There are two main reasons why you’d look after hornworms at home:
- As an actual pet – many people like raising these caterpillars into moths and then releasing them into the wild. Not only is the transformation from a caterpillar into a chrysalis and into a moth fascinating but, as we said, the moths themselves are beneficial for the environment.
- Secondly, many people feed and raise caterpillars as food for their actual pets – usually for reptiles and amphibians such as geckos, bearded dragons, other lizards, or frogs. Hornworms make for excellent pet food because they are large, nutritious, and their exoskeleton is very soft and easy for reptiles and amphibians to chew through.
If you want to raise hornworms into moths just for the sake of it, you can just feed them their natural diet – tomato or tobacco leaves as well as other easily available nightshade plants.
There is a problem, however, if you’re raising your hornworms as pet food – if you feed your hornworms with nightshade, they will become poisonous and may harm your pets. As we said above, that’s one of the hornworm’s defense mechanisms. Some reptiles would be immune to that but many others aren’t.
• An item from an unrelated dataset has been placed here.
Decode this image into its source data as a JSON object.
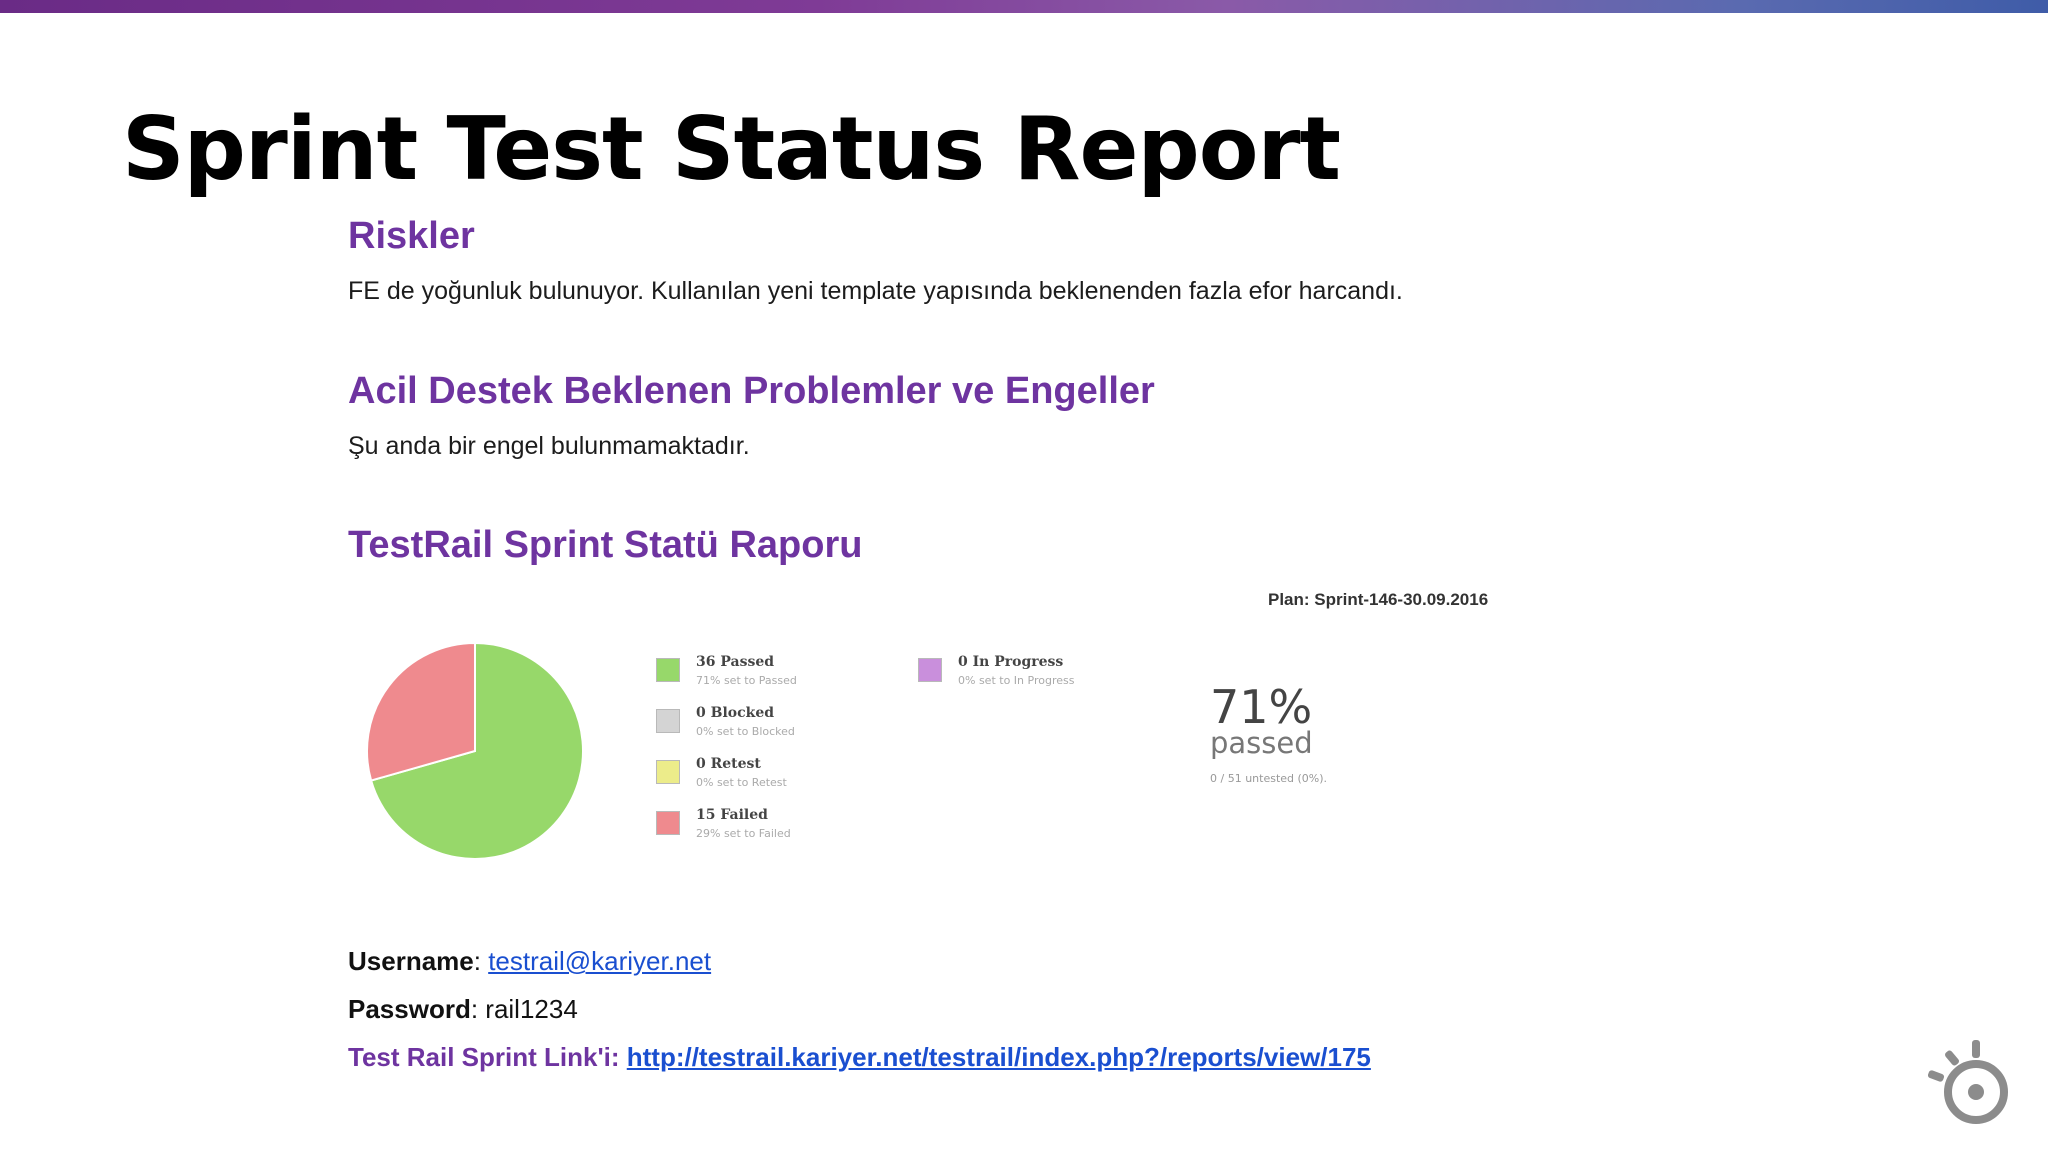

In such cases, you’re going to have to look for a different hornworm chow such as broccoli, mashed celery, spinach, collard greens, dandelion leaves, mulberry leaves, or commercial paste pet food that usually includes ingredients such as wheat germ, agar, yeast, dandelion, linseed oil, grapevine leaves, and others.
Hornworms can either be an annoying pest to have to deal with, a fascinating pet to raise, or pet food to keep well fed for your amphibian or reptilian pets. In either of these three cases, it’s important to know exactly what hornworms eat and how to approach the particular situation in the best possible way.